CORPORATE SOCIAL RESPONSIBILITY AND DIVIDEND POLICY IN NIGERIA
Abstract
The study examined Nigeria's dividend policy and corporate social responsibility. The study's goals were to explore the significant effect of employee relations on the dividend payout ratios of manufacturing firms in Nigeria, to find the significant effect of community engagement on the dividend payout ratio of Nigerian manufacturing firms, and to examine the significant effects of environmental sustainability on the dividend payout ratio of manufacturing firms in Nigeria. Utilizing stratified random sampling methods, information for five years from 2018 to 2022 were gathered from 10 manufacturing companies listed on the Nigerian Exchange Group.

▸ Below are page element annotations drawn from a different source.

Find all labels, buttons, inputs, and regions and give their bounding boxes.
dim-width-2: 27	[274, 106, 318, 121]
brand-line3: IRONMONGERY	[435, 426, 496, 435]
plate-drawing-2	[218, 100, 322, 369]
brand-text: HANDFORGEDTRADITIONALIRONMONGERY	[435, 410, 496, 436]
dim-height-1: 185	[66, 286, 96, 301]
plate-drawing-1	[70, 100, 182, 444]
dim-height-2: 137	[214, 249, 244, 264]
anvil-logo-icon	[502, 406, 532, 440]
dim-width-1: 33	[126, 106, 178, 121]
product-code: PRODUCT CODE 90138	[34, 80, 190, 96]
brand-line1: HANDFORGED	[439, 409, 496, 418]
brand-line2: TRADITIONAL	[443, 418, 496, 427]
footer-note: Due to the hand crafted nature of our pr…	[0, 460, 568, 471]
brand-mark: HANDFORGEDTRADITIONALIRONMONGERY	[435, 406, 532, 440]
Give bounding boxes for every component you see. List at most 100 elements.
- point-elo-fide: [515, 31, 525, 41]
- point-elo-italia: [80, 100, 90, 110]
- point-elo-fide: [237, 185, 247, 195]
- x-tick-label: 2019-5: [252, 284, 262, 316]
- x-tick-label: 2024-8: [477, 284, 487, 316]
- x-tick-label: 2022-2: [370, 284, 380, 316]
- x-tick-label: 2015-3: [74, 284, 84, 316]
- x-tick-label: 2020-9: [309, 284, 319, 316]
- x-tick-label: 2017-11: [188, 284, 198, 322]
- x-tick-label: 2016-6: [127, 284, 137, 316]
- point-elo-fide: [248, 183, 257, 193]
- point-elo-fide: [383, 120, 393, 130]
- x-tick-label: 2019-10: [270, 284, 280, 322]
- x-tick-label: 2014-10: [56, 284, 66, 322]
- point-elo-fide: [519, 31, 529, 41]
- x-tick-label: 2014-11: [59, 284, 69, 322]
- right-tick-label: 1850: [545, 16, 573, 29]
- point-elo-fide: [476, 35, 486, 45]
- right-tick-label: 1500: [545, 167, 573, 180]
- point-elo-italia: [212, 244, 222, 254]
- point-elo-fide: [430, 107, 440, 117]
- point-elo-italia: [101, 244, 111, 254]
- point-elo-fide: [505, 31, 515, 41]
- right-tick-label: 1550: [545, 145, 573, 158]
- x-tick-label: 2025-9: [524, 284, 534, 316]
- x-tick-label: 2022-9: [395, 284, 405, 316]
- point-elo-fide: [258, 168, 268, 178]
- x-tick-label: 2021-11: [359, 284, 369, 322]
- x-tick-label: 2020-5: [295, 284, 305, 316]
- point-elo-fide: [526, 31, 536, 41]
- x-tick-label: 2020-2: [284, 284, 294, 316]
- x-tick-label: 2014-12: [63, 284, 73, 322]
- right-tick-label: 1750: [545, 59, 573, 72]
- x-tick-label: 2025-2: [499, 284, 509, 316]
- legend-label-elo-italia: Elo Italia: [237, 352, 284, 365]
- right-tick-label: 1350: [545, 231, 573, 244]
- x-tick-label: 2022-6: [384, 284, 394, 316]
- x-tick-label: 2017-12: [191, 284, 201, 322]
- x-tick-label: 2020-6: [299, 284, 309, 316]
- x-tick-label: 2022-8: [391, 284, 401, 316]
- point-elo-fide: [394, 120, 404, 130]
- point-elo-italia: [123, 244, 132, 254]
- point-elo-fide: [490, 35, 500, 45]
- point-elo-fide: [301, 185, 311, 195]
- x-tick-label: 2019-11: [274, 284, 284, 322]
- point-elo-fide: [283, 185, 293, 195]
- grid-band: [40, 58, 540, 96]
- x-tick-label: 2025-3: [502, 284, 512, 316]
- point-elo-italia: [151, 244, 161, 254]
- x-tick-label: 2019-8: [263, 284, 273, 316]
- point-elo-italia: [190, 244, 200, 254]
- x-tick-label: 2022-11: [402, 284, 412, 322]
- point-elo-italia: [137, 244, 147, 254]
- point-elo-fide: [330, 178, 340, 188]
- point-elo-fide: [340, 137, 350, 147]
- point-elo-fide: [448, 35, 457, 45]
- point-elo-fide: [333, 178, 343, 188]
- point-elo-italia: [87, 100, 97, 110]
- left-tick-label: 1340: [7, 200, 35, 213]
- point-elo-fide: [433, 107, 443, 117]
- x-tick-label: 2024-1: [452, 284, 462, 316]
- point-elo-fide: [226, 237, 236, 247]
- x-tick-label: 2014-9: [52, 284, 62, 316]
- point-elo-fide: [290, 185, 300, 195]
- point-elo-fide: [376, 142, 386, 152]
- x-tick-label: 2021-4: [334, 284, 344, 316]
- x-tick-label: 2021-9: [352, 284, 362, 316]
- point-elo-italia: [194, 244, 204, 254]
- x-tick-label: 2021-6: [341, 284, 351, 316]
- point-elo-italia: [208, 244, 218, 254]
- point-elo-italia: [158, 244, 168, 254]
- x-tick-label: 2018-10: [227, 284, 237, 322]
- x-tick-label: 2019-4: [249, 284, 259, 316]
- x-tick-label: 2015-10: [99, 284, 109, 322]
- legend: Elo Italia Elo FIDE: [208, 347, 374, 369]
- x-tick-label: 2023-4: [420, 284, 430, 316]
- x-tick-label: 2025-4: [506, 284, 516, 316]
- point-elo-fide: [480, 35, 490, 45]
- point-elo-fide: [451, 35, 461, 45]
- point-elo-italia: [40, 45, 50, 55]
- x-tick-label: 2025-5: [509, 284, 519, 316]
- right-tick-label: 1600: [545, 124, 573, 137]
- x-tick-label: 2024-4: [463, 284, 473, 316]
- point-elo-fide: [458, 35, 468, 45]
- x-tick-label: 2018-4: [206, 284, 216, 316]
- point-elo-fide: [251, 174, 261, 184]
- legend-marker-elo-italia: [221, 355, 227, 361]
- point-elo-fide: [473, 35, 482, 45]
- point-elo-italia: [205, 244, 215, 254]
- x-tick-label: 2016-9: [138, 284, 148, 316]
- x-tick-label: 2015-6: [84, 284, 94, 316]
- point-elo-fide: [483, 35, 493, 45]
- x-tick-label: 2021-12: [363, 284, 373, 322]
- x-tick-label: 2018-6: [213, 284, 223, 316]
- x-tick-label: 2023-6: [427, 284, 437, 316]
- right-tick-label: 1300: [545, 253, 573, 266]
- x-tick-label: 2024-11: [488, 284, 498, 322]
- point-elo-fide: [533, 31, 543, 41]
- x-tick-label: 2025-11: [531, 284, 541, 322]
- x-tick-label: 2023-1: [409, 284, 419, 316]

To evaluate the variables utilized in the research, the study used regression analysis, unit root test, correlation matrix, and descriptive statistics. The outcome showed that the Environmental Sustainability (ES) coefficient value of 0.579 is positive, indicating that if ES increases by one, the DPR would also rise by that same amount. Employee Relations (ER) has a negative coefficient value of -0.948, indicating that if ER increases by one, the DPR will decrease by the same amount. Last but not least, Community Engagement (CE) has a negative coefficient value of -0.0098, indicating that if CE increases by one, the DPR would decrease by the same amount. The study concluded that high levels of environmental and social transparency are associated with greater corporate payments and that these businesses tend to have more stable dividend payouts than those with low levels of environmental and social transparency. It is advised that businesses interact with their customers, workers, shareholders, and local communities to learn about their objectives and expectations for CSR and dividend policy. A sense of ownership and alignment of expectations are fostered by strong stakeholder involvement, which makes it easier to integrate CSR and dividend policy.